Badan Pengkajian dan Penerapan Teknologi (BPPT) bersama National Institute of Advanced Industrial Science and Technology (AIST) Jepang siap meneliti dan merekayasa obat malaria dan herbal anti diabetes.

Dua institusi yang sama-sama bergerak di bidang perekayasaan teknologi ini telah memulai kerjasama riset ini sejak tahun 2006. Riset pertama yang dilakukan yakni di bidang energi berupa pemanfaatan biomass, energi ramah lingkungan.

Menindaklanjuti kerjasama itu, BPPT dan AIST kembali membuat nota kesepahaman (MoU) lanjutan di sejumlah bidang seperti energi dan lingkungan hidup, life science, geoscience, geoteknologi, nanoteknologi material, manufaktur serta teknologi informasi.

Kepala BPPT Marzan Aziz Iskandar mengatakan, kerjasama perekayasaan yang meluas di berbagai bidang tersebut diharapkan mampu meningkatkan kualitas dan produktivitas bioteknologi.

Selain akan mematangkan peningkatan perekayasaan mutu genetik karet alam, di bidang kesehatan, kedua negara ini akan mengembangkan obat malaria terbaru dan nanoherbal untuk diabetes yang sumber dayanya berpotensi ditemukan di Indonesia.

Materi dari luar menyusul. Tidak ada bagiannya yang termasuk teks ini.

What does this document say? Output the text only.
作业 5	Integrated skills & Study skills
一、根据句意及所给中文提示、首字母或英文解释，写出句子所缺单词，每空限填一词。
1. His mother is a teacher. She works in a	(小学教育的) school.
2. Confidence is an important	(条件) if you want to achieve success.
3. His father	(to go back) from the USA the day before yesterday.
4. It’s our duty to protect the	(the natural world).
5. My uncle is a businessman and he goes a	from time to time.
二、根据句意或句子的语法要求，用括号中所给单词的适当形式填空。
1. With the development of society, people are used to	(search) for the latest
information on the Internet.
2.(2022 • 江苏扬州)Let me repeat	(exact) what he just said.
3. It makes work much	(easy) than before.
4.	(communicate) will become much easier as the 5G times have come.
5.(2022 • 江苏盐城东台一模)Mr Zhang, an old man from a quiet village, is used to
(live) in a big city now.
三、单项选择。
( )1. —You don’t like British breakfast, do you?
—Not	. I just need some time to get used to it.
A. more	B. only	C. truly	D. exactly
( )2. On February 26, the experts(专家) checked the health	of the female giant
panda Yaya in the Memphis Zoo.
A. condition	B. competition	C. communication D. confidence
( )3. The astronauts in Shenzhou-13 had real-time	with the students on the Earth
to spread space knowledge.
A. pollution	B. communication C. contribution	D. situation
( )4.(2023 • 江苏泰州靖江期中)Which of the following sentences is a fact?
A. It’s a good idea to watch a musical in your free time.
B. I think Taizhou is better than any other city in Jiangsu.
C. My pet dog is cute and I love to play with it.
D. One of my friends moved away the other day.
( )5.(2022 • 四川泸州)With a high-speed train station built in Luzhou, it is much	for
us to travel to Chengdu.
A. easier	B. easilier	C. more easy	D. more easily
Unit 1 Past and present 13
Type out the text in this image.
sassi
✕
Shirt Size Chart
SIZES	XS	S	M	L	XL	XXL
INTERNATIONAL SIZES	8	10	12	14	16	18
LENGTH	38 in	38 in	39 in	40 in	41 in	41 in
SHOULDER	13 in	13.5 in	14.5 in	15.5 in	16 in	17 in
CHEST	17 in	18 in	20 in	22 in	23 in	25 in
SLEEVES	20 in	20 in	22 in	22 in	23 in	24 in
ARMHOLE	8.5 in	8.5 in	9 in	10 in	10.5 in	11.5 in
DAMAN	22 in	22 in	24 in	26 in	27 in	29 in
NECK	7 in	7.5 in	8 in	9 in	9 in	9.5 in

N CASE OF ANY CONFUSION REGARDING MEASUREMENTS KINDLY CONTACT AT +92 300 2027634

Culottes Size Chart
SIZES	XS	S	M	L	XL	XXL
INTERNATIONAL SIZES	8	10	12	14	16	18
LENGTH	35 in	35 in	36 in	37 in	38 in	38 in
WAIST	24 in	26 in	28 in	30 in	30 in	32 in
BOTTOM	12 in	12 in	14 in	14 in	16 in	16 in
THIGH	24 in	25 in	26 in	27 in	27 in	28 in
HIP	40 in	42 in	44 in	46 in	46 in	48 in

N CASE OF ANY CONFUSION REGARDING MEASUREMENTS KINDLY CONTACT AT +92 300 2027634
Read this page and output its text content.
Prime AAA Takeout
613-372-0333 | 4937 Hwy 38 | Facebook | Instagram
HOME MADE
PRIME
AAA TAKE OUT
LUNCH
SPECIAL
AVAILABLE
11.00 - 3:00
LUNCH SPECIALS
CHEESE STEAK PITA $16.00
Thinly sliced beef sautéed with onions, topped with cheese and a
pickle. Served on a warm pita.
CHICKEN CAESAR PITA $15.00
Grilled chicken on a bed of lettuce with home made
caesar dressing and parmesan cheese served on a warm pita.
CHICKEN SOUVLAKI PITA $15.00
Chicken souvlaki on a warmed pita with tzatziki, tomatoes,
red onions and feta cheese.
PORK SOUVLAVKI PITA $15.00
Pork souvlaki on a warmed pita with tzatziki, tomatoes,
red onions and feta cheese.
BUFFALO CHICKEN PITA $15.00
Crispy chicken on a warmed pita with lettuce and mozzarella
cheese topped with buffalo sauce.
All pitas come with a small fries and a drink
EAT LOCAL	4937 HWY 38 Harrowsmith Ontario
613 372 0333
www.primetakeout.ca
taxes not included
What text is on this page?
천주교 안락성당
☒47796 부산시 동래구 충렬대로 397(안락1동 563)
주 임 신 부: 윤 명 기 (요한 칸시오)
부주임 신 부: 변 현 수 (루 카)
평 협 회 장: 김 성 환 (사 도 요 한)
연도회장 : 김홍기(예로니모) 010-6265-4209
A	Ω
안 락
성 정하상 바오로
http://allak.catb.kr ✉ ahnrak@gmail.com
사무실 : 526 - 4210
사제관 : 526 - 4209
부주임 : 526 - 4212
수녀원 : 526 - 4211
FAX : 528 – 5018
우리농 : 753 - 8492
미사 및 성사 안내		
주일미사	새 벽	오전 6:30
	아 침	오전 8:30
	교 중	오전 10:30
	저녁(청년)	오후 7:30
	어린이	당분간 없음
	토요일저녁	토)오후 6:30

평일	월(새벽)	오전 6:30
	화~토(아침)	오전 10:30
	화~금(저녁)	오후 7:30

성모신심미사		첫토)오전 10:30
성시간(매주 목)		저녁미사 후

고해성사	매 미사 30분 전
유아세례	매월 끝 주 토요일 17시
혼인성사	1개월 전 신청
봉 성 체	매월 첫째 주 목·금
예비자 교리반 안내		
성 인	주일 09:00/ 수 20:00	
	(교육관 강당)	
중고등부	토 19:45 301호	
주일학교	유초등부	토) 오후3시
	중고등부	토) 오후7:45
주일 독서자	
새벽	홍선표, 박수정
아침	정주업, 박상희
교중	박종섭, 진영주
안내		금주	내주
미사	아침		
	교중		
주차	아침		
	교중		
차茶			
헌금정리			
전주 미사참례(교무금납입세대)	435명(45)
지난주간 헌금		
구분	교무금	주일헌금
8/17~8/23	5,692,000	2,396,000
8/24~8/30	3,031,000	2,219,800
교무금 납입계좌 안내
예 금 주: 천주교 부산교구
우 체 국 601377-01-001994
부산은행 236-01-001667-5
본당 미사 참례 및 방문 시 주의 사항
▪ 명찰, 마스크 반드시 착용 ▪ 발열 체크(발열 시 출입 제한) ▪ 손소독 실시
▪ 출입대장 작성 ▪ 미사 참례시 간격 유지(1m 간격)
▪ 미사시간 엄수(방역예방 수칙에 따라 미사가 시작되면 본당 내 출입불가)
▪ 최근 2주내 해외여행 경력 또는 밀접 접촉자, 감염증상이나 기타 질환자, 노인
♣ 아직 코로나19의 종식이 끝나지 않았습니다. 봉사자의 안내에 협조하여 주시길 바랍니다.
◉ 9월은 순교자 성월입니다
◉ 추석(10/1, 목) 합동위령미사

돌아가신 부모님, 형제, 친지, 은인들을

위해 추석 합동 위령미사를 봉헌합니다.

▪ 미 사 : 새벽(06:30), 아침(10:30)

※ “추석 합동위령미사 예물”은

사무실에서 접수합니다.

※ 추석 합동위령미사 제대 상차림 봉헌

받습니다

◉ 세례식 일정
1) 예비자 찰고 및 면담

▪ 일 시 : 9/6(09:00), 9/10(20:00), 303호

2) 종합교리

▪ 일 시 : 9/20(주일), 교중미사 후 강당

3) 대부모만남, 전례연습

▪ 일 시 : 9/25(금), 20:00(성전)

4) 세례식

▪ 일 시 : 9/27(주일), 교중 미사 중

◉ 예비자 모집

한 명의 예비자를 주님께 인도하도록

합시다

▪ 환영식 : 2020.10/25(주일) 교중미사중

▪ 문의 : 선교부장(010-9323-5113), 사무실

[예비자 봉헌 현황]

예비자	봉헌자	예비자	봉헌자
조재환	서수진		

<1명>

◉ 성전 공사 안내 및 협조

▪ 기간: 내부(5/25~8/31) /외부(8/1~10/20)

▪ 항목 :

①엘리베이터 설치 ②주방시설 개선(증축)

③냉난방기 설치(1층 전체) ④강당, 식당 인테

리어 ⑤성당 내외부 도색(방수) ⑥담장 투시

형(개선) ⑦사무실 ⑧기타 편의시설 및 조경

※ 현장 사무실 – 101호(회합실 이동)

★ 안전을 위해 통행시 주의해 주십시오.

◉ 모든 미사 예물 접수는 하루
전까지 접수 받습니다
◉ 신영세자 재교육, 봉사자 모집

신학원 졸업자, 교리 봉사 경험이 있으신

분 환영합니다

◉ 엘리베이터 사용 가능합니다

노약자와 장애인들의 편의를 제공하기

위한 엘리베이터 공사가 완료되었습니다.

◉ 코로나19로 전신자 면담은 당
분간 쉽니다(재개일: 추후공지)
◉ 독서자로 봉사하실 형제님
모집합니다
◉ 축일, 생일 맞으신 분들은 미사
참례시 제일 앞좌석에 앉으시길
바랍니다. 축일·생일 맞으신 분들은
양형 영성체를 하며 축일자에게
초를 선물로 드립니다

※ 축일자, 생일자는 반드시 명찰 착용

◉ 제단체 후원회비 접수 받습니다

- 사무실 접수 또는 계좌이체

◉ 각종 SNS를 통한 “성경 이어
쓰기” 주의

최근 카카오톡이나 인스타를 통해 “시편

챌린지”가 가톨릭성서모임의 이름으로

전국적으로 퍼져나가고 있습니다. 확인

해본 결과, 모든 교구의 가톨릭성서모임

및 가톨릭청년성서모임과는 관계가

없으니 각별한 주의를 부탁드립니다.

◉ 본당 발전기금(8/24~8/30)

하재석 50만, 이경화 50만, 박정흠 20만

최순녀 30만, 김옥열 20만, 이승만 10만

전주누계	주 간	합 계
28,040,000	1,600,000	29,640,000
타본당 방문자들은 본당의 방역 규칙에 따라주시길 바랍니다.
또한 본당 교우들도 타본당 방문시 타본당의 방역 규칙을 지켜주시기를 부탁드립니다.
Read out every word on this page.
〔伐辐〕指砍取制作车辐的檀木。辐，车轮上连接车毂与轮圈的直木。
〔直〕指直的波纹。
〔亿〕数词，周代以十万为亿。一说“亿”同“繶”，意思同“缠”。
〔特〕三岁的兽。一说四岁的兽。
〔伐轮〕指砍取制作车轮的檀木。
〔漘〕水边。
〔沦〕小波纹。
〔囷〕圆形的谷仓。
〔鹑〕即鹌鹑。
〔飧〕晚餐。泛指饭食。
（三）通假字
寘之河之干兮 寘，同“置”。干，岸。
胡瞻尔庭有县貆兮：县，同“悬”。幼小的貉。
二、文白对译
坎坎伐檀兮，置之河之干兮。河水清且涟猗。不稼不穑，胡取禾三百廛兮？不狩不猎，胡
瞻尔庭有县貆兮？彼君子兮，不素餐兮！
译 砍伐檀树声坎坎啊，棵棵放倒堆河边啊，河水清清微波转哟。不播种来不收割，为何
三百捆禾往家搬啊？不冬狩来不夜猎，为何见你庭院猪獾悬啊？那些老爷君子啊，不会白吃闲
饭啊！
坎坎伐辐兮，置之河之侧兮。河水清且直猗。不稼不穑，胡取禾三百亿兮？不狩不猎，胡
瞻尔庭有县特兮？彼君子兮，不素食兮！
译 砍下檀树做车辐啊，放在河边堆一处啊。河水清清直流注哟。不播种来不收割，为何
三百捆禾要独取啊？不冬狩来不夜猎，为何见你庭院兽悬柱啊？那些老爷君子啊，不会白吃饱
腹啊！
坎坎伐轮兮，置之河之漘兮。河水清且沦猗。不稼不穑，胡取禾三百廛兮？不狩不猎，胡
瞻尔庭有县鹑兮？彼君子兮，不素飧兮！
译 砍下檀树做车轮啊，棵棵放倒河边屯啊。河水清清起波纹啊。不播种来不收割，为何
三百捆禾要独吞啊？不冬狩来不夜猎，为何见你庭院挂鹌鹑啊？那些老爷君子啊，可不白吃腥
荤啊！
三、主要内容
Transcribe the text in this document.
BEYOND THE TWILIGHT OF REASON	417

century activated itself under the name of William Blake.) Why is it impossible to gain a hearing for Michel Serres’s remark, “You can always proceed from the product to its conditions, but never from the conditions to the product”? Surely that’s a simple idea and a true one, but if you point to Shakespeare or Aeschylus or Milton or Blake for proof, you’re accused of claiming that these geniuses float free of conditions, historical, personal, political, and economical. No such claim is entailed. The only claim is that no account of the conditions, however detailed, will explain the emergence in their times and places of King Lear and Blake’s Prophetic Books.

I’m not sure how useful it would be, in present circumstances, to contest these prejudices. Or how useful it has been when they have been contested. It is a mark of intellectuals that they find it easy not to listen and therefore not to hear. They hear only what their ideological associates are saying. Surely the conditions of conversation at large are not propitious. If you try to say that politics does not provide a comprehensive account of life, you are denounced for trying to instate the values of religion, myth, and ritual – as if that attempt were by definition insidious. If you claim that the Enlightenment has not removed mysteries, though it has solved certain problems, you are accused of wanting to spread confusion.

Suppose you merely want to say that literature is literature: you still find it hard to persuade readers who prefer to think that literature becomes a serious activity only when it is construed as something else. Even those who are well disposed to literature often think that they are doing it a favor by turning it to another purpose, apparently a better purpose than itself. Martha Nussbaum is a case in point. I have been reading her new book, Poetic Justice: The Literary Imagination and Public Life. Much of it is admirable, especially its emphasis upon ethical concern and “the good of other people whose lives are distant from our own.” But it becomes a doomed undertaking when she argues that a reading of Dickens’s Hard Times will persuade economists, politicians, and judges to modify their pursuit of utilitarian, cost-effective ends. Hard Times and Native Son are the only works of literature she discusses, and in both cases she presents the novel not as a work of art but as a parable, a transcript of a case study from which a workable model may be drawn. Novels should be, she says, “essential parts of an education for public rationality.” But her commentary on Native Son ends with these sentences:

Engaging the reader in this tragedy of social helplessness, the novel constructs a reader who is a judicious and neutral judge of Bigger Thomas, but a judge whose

"Kita akan mencari obat untuk malaria. Selain itu juga meneliti teknologi nano untuk efikasi obat-obatan herbal dan alami untuk diabetes," kata Deputi Kepala BPPT Bidang Teknologi Agroindustri dan Bioteknologi, di sela penandatangan MoU di Jakarta, Kamis (24/2).

Sejauh ini, berbagai tanaman di Indonesia yang berpotensi direkayasa menjadi obat malaria terdiri dari sambiloto, brotowali, mahoni, alang-alang, meniran dan binahong.

Direktur Pusat Teknologi Farmasi dan Medika BPPT Rifatul Widjhati mengungkapkan kina yang diketahui menjadi obat malaria ternyata diketahui mulai menurun khasiatnya.

"Terjadi mutasi bakteri sehingga resisten terhadap obat ini. Saat ini kita terus mengindentifikasi tanaman untuk malaria sebagai penyakit utama yang menyebabkan infeksi," jelasnya.

Jepang yang risetnya luar biasa masif merasa perlu untuk berbagi riset dan Indonesia dengan segala sumber dayanya bisa mengambil manfaat positif dari pengembangan rekayasa yang dilakukan.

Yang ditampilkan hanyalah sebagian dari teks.